The Land and Water Conservation Fund, established in 1965, was intended to be funded through federal revenues from offshore oil and gas production. The fund expired last fall after Congress could not agree on language to extend it.
Lawmakers restored the fund last month, but it was not permanently supplied with money.
Under the bipartisan bill introduced Tuesday, $900 million would be deposited into the fund each year from offshore energy revenues without the need to go through the federal appropriations process.
The bill was introduced by U.S. Sen. Cory Gardner, R-Colorado, and U.S. Sen. Joe Manchin, D-West Virginia, joined by U.S. Sen. Cory Gardner, D-Colorado, and 11 other senators from both parties.
“The Land and Water Conservation Fund is the crown jewel of conservation programs and now that we have successfully permanently authorized the program, the next step is to make the funding of the program automatic,” Gardner said in a statement.

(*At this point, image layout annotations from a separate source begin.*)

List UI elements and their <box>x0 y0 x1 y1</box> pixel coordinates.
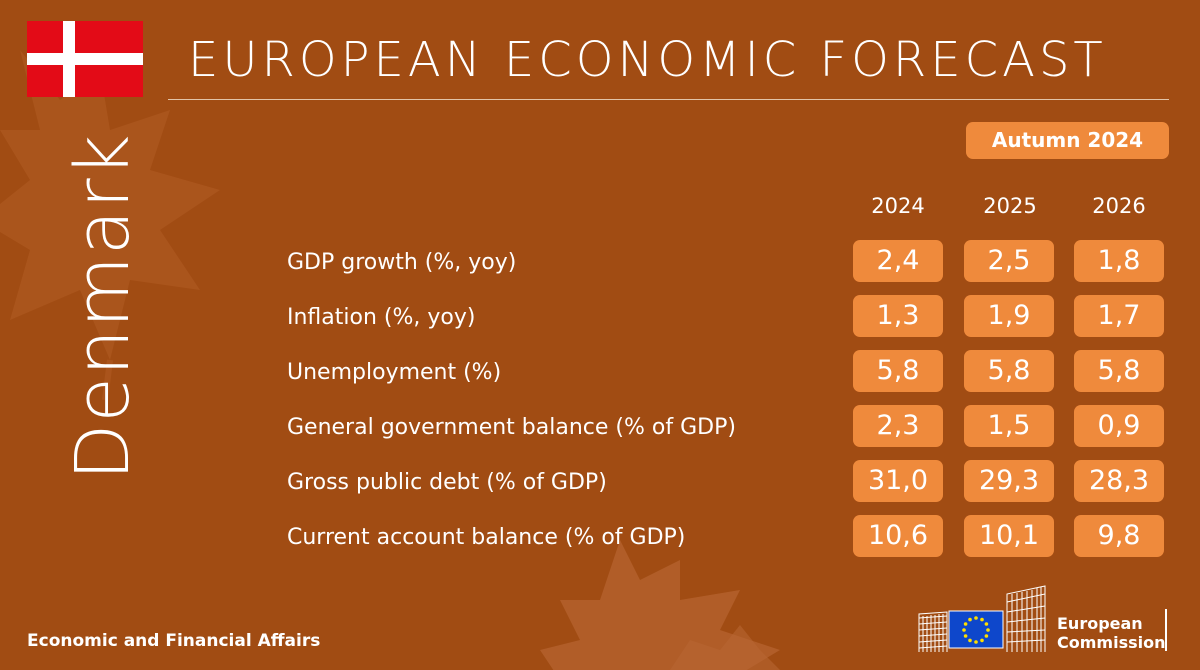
row-label-inflation: Inflation (%, yoy) <box>287 305 476 330</box>
row-label-gdp-growth: GDP growth (%, yoy) <box>287 250 517 275</box>
value-cell: 9,8 <box>1074 515 1164 557</box>
row-label-government-balance: General government balance (% of GDP) <box>287 415 736 440</box>
value-cell: 1,9 <box>964 295 1054 337</box>
denmark-flag-icon <box>27 21 143 97</box>
value-cell: 10,1 <box>964 515 1054 557</box>
country-name: Denmark <box>60 133 146 481</box>
value-cell: 28,3 <box>1074 460 1164 502</box>
maple-leaf-bottom-right <box>670 625 780 670</box>
value-cell: 2,3 <box>853 405 943 447</box>
european-commission-label: European Commission <box>1057 614 1166 652</box>
value-cell: 1,7 <box>1074 295 1164 337</box>
maple-leaf-top-left <box>0 50 220 400</box>
logo-divider <box>1165 609 1167 651</box>
value-cell: 5,8 <box>1074 350 1164 392</box>
value-cell: 1,3 <box>853 295 943 337</box>
country-name-box: Denmark <box>60 118 146 496</box>
value-cell: 5,8 <box>853 350 943 392</box>
year-header-2024: 2024 <box>871 194 925 218</box>
value-cell: 31,0 <box>853 460 943 502</box>
value-cell: 2,5 <box>964 240 1054 282</box>
page-title: EUROPEAN ECONOMIC FORECAST <box>188 32 1107 88</box>
year-header-2025: 2025 <box>983 194 1037 218</box>
value-cell: 1,5 <box>964 405 1054 447</box>
value-cell: 2,4 <box>853 240 943 282</box>
year-header-2026: 2026 <box>1092 194 1146 218</box>
maple-leaf-bottom <box>540 540 780 670</box>
value-cell: 29,3 <box>964 460 1054 502</box>
value-cell: 10,6 <box>853 515 943 557</box>
season-badge: Autumn 2024 <box>966 122 1169 159</box>
row-label-unemployment: Unemployment (%) <box>287 360 502 385</box>
value-cell: 1,8 <box>1074 240 1164 282</box>
value-cell: 5,8 <box>964 350 1054 392</box>
european-commission-logo <box>918 585 1046 652</box>
department-name: Economic and Financial Affairs <box>27 631 321 651</box>
row-label-current-account: Current account balance (% of GDP) <box>287 525 686 550</box>
row-label-public-debt: Gross public debt (% of GDP) <box>287 470 607 495</box>
value-cell: 0,9 <box>1074 405 1164 447</box>
title-divider <box>168 99 1169 100</box>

“Colorado projects rely on LWCF funding and fighting year after year about how much money to provide the program does not provide the long-term planning certainty our outdoor and conservation communities deserve," he said. "This is a commonsense, bipartisan program that comes at no cost to the taxpayer, and it is time Congress fully and permanently funds this critical conservation program so future generations of Coloradans will have access to our great outdoors.”
“After permanently reauthorizing LWCF earlier this year, we now must fulfill our promise to the next generation of Americans by fully funding the program,” Bennet said in his own statement. “Consistent full funding will ensure LWCF reaches its potential to protect and promote access to America's parks, rivers, forests, and public lands. That includes the hundreds of projects in Colorado that span every county and benefit our statewide economy.”

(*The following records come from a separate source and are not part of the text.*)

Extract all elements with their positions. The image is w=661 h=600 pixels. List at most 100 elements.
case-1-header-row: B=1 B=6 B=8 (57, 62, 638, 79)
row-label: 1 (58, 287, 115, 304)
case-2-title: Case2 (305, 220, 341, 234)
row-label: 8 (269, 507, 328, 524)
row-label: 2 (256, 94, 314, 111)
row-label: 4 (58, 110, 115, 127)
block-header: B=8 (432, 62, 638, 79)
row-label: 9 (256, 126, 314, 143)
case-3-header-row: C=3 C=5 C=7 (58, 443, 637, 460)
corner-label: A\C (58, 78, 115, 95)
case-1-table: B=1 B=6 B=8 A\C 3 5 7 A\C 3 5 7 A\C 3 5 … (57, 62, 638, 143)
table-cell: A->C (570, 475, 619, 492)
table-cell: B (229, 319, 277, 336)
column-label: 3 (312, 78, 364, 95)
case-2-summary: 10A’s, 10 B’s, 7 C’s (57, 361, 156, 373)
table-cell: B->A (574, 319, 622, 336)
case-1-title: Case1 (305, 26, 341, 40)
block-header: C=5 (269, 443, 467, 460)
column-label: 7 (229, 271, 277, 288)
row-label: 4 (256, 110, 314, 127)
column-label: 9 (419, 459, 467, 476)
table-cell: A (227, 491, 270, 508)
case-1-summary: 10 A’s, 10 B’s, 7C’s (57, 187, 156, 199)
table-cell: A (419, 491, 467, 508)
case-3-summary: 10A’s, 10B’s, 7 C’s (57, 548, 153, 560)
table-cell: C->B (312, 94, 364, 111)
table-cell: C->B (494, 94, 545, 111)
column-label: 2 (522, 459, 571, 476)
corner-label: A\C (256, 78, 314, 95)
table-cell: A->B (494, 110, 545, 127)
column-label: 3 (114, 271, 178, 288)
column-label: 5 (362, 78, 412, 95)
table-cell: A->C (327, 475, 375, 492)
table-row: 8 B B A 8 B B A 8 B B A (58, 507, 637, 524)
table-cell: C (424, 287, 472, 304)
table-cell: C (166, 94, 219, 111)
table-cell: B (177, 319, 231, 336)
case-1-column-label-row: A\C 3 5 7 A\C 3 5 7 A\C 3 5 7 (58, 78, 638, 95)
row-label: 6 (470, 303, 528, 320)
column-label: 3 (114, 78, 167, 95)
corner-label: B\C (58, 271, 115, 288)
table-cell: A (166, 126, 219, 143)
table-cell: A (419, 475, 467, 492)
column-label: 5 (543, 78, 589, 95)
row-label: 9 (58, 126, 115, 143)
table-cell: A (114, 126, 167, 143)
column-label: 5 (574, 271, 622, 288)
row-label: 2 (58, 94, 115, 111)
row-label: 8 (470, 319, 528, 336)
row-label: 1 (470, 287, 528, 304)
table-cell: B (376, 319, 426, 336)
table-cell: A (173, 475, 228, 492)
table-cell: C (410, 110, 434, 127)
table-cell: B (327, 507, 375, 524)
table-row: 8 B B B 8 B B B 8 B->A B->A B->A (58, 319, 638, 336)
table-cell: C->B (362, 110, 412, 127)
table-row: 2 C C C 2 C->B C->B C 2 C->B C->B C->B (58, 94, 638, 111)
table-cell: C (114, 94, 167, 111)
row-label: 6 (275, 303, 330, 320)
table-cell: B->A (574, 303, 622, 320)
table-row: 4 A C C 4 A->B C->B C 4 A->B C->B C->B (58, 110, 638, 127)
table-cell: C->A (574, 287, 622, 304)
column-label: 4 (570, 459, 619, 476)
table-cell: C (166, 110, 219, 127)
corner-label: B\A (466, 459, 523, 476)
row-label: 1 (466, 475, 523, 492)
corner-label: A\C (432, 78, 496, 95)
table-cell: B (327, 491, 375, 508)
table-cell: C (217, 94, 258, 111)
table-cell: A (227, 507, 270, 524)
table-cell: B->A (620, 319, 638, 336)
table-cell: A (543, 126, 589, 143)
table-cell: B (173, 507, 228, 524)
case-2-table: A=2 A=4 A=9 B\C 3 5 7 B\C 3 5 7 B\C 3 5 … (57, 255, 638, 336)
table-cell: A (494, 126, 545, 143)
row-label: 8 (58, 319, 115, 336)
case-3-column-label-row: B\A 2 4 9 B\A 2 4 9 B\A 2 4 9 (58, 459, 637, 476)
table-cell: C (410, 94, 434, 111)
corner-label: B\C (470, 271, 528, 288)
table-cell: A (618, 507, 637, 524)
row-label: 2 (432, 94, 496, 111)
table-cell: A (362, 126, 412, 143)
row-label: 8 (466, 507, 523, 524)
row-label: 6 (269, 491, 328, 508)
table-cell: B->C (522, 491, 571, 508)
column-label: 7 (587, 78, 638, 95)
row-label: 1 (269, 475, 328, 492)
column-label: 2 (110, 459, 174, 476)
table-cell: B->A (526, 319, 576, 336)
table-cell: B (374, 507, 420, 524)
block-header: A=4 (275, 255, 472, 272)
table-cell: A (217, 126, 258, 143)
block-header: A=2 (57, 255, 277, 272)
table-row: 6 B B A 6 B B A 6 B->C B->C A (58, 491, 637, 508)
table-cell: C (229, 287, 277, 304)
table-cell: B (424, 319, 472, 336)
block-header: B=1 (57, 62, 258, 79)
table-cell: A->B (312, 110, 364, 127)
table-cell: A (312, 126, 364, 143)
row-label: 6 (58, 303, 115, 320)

The Colorado Division of Parks and Wildlife estimates the LWCF has helped pay for $147 million in state projects and another $120 million for federal projects.

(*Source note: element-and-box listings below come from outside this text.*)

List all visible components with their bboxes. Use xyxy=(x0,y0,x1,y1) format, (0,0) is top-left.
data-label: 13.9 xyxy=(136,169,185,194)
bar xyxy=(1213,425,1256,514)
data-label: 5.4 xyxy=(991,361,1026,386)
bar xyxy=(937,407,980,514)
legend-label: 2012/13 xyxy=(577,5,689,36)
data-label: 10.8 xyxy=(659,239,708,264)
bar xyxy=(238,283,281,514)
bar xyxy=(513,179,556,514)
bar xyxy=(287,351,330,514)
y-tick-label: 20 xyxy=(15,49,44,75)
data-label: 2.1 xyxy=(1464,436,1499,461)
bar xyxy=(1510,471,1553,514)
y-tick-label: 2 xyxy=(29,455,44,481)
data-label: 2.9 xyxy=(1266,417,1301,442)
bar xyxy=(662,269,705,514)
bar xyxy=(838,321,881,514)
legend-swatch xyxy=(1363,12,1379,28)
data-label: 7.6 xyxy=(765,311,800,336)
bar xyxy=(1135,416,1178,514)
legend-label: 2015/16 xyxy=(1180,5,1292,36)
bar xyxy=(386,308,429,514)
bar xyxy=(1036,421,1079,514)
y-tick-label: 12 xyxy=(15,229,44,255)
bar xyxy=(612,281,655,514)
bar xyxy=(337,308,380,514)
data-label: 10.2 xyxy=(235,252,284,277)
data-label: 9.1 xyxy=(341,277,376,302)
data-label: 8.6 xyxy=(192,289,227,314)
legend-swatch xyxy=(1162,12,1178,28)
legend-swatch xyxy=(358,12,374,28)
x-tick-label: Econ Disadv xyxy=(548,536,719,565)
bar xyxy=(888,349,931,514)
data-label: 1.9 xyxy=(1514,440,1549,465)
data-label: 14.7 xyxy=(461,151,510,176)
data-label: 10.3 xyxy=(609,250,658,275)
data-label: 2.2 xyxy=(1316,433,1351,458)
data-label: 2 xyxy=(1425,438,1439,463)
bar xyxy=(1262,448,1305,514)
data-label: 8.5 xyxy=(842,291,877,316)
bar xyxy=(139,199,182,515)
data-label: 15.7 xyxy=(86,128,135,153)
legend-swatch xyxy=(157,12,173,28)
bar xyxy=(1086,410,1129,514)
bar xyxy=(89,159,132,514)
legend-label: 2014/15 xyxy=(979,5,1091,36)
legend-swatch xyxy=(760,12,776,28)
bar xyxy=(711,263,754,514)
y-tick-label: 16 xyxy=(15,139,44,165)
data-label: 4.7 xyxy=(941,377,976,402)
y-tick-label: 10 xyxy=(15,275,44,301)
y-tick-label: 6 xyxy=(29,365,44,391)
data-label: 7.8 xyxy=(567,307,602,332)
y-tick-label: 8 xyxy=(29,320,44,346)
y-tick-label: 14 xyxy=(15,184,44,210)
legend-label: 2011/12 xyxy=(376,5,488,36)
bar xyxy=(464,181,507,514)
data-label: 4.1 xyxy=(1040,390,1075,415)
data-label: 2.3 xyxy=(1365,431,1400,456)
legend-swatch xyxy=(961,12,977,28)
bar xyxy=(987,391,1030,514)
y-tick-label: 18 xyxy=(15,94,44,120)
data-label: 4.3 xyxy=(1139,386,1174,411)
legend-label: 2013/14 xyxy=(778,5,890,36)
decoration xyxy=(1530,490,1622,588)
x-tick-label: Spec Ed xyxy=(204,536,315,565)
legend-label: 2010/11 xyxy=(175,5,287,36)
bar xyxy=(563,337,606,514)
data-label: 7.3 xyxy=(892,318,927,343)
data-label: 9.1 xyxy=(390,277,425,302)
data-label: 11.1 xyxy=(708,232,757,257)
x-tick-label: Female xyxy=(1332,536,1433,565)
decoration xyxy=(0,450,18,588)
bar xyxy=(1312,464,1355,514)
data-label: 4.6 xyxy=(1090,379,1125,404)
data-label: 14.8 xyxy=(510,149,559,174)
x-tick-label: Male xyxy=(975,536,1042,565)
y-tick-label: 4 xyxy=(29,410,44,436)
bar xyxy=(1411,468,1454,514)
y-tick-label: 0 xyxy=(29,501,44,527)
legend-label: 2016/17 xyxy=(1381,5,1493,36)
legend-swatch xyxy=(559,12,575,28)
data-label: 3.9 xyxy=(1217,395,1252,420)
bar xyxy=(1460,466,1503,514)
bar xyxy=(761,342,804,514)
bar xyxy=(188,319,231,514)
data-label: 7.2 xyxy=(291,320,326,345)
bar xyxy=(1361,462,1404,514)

The federal part of the Colorado funding was only $61 million. However, the federal funds acted as seed money to help the state secure additional financing from other public and private sources.
Patricia Rojas-Ungar, vice president of government affairs for the Boulder-based Outdoor Industry Association, hailed the bill's introduction.
“Our nation’s $887 billion outdoor recreation economy depends on consistent funding for public lands and waters in order to provide access to the outdoors in every state and county in America,” she said. “We applaud the bipartisan leaders in Congress who succeeded in permanently authorizing LWCF earlier this year. The outdoor industry stands ready to work with Congress to ensure that this premier program also actually receives full funding by annually dedicating $900 million to LWCF. We are pleased to see this new legislation and urge Congress to act quickly and decisively to pass full, dedicated funding for America’s outdoors.”
Environmental groups were also pleased.
“Today’s funding bill will ... [ensure] LWCF will always have the full and dedicated funding it needs to continue conserving our treasured natural landscapes," said Kameran Onley, director of U.S. Government Relations at The Nature Conservancy. "We urge lawmakers to work together in the same bipartisan spirit that made permanent reauthorization a reality and do the same for funding for LWCF.”